Civil wars thus established their presence and a people characterized by love for the other got involved in killings and corrupt leadership as portrayed by Buenda's son colonel Aureliano Buendia in his dictatorial rule. He was eventually assassinated by a firing squad. The entry of civilization and outward interference are described by the author as having provided avenues for a metamorphosis in deaths, marriages and love affairs. Death rates began to increase and so were marriage breakups that were slightly or majorly influenced by the coming of brothels.
Throughout the entire six generations in the Buenda family, the author is able to note a series of activities that keep recurring typical of human existence. Garcia is emphasizing the point that the human race is fond of experiencing the same things over and over again. Using the same set of names for males and females throughout the book is bound to implant the notion of a constant repetition of activities since it is very hard to tell the difference between identical names for two individuals.
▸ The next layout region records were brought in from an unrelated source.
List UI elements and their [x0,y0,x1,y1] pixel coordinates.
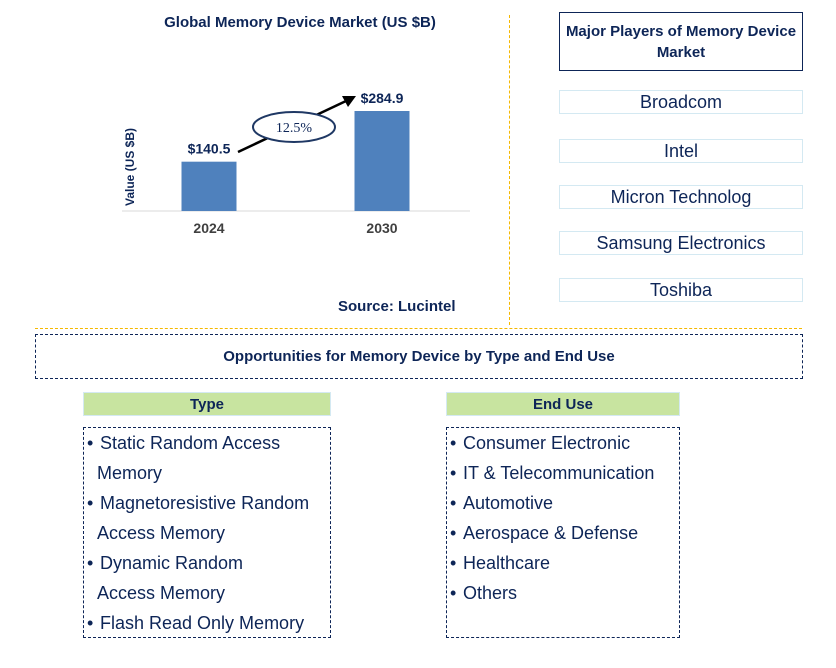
type-heading: Type [83,392,331,416]
list-item: • Automotive [447,488,679,518]
bullet-icon: • [87,433,94,453]
player-intel: Intel [559,139,803,163]
list-item: • Magnetoresistive Random [84,488,330,518]
list-item: • Aerospace & Defense [447,518,679,548]
player-broadcom: Broadcom [559,90,803,114]
chart-title: Global Memory Device Market (US $B) [164,14,436,31]
list-item: • Consumer Electronic [447,428,679,458]
bullet-icon: • [87,553,94,573]
horizontal-divider [35,328,802,329]
data-label-2024: $140.5 [188,141,231,157]
bullet-icon: • [450,463,457,483]
vertical-divider [509,15,510,325]
list-item: • IT & Telecommunication [447,458,679,488]
bullet-icon: • [450,553,457,573]
source-label: Source: Lucintel [338,298,456,315]
list-item: • Static Random Access [84,428,330,458]
x-tick-2024: 2024 [193,220,224,236]
bullet-icon: • [450,493,457,513]
list-item: • Flash Read Only Memory [84,608,330,638]
bullet-icon: • [87,493,94,513]
list-item-continued: Access Memory [97,583,226,603]
player-micron: Micron Technolog [559,185,803,209]
list-item-continued: Memory [97,463,163,483]
list-item: • Dynamic Random [84,548,330,578]
bullet-icon: • [87,613,94,633]
end-use-list: • Consumer Electronic • IT & Telecommunica… [446,427,680,638]
bar-2024 [181,161,237,211]
opportunities-title: Opportunities for Memory Device by Type … [35,334,803,379]
cagr-label: 12.5% [276,121,313,136]
data-label-2030: $284.9 [361,90,404,106]
bar-chart: $140.5 2024 $284.9 2030 12.5% [122,90,470,236]
bullet-icon: • [450,433,457,453]
end-use-heading: End Use [446,392,680,416]
list-item-continued: Access Memory [97,523,226,543]
players-title: Major Players of Memory Device Market [559,12,803,71]
x-tick-2030: 2030 [366,220,397,236]
list-item: • Healthcare [447,548,679,578]
type-list: • Static Random Access Memory • Magnetores… [83,427,331,638]
player-samsung: Samsung Electronics [559,231,803,255]
player-toshiba: Toshiba [559,278,803,302]
bullet-icon: • [450,523,457,543]
list-item: • Others [447,578,679,608]
bar-2030 [354,111,410,211]
bullet-icon: • [450,583,457,603]
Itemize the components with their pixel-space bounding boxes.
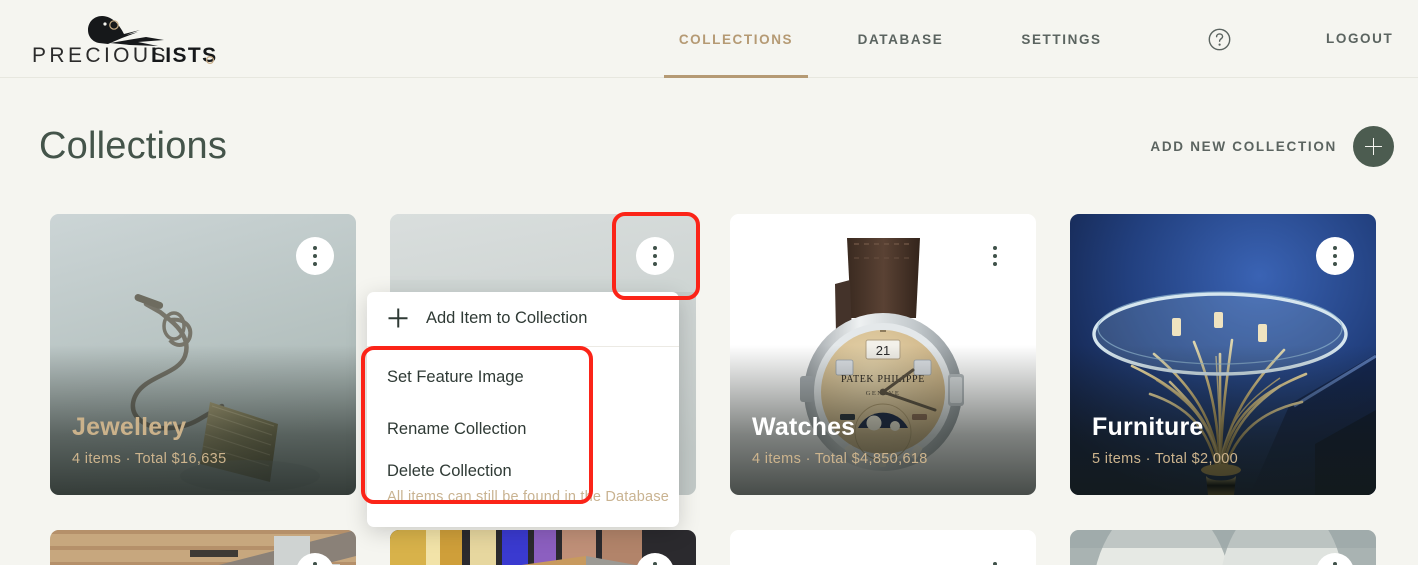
collection-card-watches[interactable]: 21 PATEK PHILIPPE GENEVE bbox=[730, 214, 1036, 495]
collection-card-jewellery[interactable]: Jewellery 4 items · Total $16,635 bbox=[50, 214, 356, 495]
collection-card-8[interactable] bbox=[1070, 530, 1376, 565]
menu-divider bbox=[367, 346, 679, 347]
add-new-collection-button[interactable]: ADD NEW COLLECTION bbox=[1150, 126, 1394, 167]
help-icon[interactable] bbox=[1208, 28, 1231, 51]
page-title: Collections bbox=[39, 125, 228, 167]
nav-item-collections[interactable]: COLLECTIONS bbox=[664, 0, 808, 78]
svg-text:PATEK PHILIPPE: PATEK PHILIPPE bbox=[841, 374, 925, 385]
collection-card-text: Jewellery 4 items · Total $16,635 bbox=[72, 412, 226, 467]
svg-text:LISTS: LISTS bbox=[151, 44, 216, 67]
collections-row-2 bbox=[50, 530, 1386, 565]
menu-item-add-item-to-collection[interactable]: Add Item to Collection bbox=[367, 292, 679, 344]
nav-item-settings-label: SETTINGS bbox=[1021, 31, 1102, 47]
nav-item-collections-label: COLLECTIONS bbox=[678, 31, 794, 47]
collection-card-5[interactable] bbox=[50, 530, 356, 565]
three-dots-vertical-icon[interactable] bbox=[1316, 237, 1354, 275]
menu-item-add-item-label: Add Item to Collection bbox=[426, 308, 588, 327]
collection-card-title: Watches bbox=[752, 413, 856, 441]
app-header: PRECIOUS LISTS COLLECTIONS DATABASE SETT… bbox=[0, 0, 1418, 78]
nav-item-settings[interactable]: SETTINGS bbox=[989, 0, 1134, 78]
brand-logo[interactable]: PRECIOUS LISTS bbox=[26, 4, 216, 70]
menu-item-rename-collection[interactable]: Rename Collection bbox=[367, 403, 679, 455]
collections-grid: Jewellery 4 items · Total $16,635 21 PAT… bbox=[50, 214, 1386, 565]
menu-item-delete-label: Delete Collection bbox=[387, 461, 512, 480]
menu-item-set-feature-image[interactable]: Set Feature Image bbox=[367, 351, 679, 403]
menu-item-set-feature-image-label: Set Feature Image bbox=[387, 367, 524, 386]
collections-row-1: Jewellery 4 items · Total $16,635 21 PAT… bbox=[50, 214, 1386, 495]
collection-card-7[interactable] bbox=[730, 530, 1036, 565]
three-dots-vertical-icon[interactable] bbox=[636, 237, 674, 275]
nav-item-database-label: DATABASE bbox=[857, 31, 944, 47]
collection-card-meta: 4 items · Total $16,635 bbox=[72, 451, 227, 467]
collection-card-title: Furniture bbox=[1092, 413, 1204, 441]
nav-item-database[interactable]: DATABASE bbox=[828, 0, 973, 78]
collection-card-furniture[interactable]: Furniture 5 items · Total $2,000 bbox=[1070, 214, 1376, 495]
collection-card-text: Watches 4 items · Total $4,850,618 bbox=[752, 412, 928, 467]
svg-text:PRECIOUS: PRECIOUS bbox=[32, 44, 169, 67]
collection-card-title: Jewellery bbox=[72, 413, 187, 441]
collection-card-meta: 4 items · Total $4,850,618 bbox=[752, 451, 928, 467]
plus-icon bbox=[1353, 126, 1394, 167]
collection-context-menu: Add Item to Collection Set Feature Image… bbox=[367, 292, 679, 527]
collection-card-meta: 5 items · Total $2,000 bbox=[1092, 451, 1239, 467]
menu-item-rename-label: Rename Collection bbox=[387, 419, 527, 438]
menu-item-delete-collection[interactable]: Delete Collection bbox=[367, 455, 679, 487]
svg-text:21: 21 bbox=[876, 343, 890, 358]
three-dots-vertical-icon[interactable] bbox=[296, 237, 334, 275]
magpie-bird-icon bbox=[88, 16, 164, 46]
plus-icon bbox=[387, 307, 409, 329]
add-new-collection-label: ADD NEW COLLECTION bbox=[1150, 139, 1337, 154]
logout-button[interactable]: LOGOUT bbox=[1326, 31, 1393, 46]
three-dots-vertical-icon[interactable] bbox=[976, 237, 1014, 275]
collection-card-text: Furniture 5 items · Total $2,000 bbox=[1092, 412, 1238, 467]
main-navigation: COLLECTIONS DATABASE SETTINGS bbox=[664, 0, 1134, 78]
collection-card-6[interactable] bbox=[390, 530, 696, 565]
menu-item-delete-sublabel: All items can still be found in the Data… bbox=[387, 489, 670, 505]
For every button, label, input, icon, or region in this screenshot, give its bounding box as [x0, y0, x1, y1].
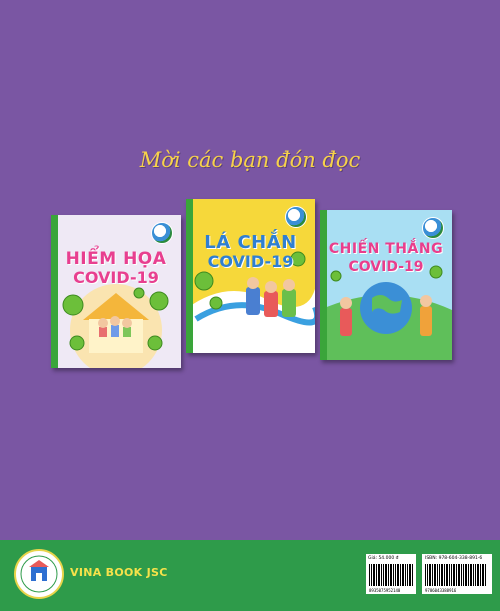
barcode-icon [425, 564, 486, 586]
book-title-line2: COVID-19 [73, 268, 159, 287]
book-cover-hiem-hoa[interactable]: HIỂM HỌA COVID-19 [51, 215, 181, 368]
book-title-line1: HIỂM HỌA [65, 249, 167, 269]
promo-heading: Mời các bạn đón đọc [139, 148, 361, 172]
barcode-number: 9786043388916 [425, 588, 457, 593]
book-spine [320, 210, 327, 360]
isbn-box: ISBN: 978-604-338-891-6 9786043388916 [422, 554, 492, 594]
book-title-line1: LÁ CHẮN [204, 232, 297, 253]
book-title-line1: CHIẾN THẮNG [328, 241, 444, 257]
globe-logo-icon [151, 222, 173, 244]
book-title-line2: COVID-19 [207, 252, 294, 271]
book-title-line2: COVID-19 [348, 259, 424, 275]
book-spine [186, 199, 193, 353]
book-cover-la-chan[interactable]: LÁ CHẮN COVID-19 [186, 199, 315, 353]
book-spine [51, 215, 58, 368]
publisher-seal-logo [14, 549, 64, 599]
price-label: Giá: 54.000 đ [368, 556, 399, 561]
book-cover-chien-thang[interactable]: CHIẾN THẮNG COVID-19 [320, 210, 452, 360]
globe-logo-icon [285, 206, 307, 228]
publisher-brand: VINA BOOK JSC [70, 566, 168, 579]
barcode-number: 8935075952140 [369, 588, 401, 593]
price-box: Giá: 54.000 đ 8935075952140 [366, 554, 416, 594]
globe-logo-icon [422, 217, 444, 239]
isbn-label: ISBN: 978-604-338-891-6 [425, 556, 483, 561]
barcode-icon [369, 564, 413, 586]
The entry of modernity therefore serves to state the authenticity of Melquiades' predictions about the turbulence and eventual downfall of the village in relation to external interference and civilizations. These predictions have consistently featured throughout the book as the village defiles its innocence towards its failure and crumbling due to civilization and repetition of previous mistakes (Marquez 2).
As the fictional village faces the realities accorded by violent pasts and illusive progress, the Buenda family is as well facing its final chapter of prominence and its members are faced with regrets for the past. These events truly reflect the reality posed by external forces on simple societies and the subsequent failures to keep track of foreign behavior and therefore inviting a cycle of mistakes. In conclusion deaths, violence, strikes and failed romances as described by the plot, therefore validate the thesis statement implying that the entry of civilization and modernity into the arena was instrumental in changing the mentalities of a variety of characters and directly or indirectly relate to the cycle of repetitive activities that shaped the village from the beginning to the end.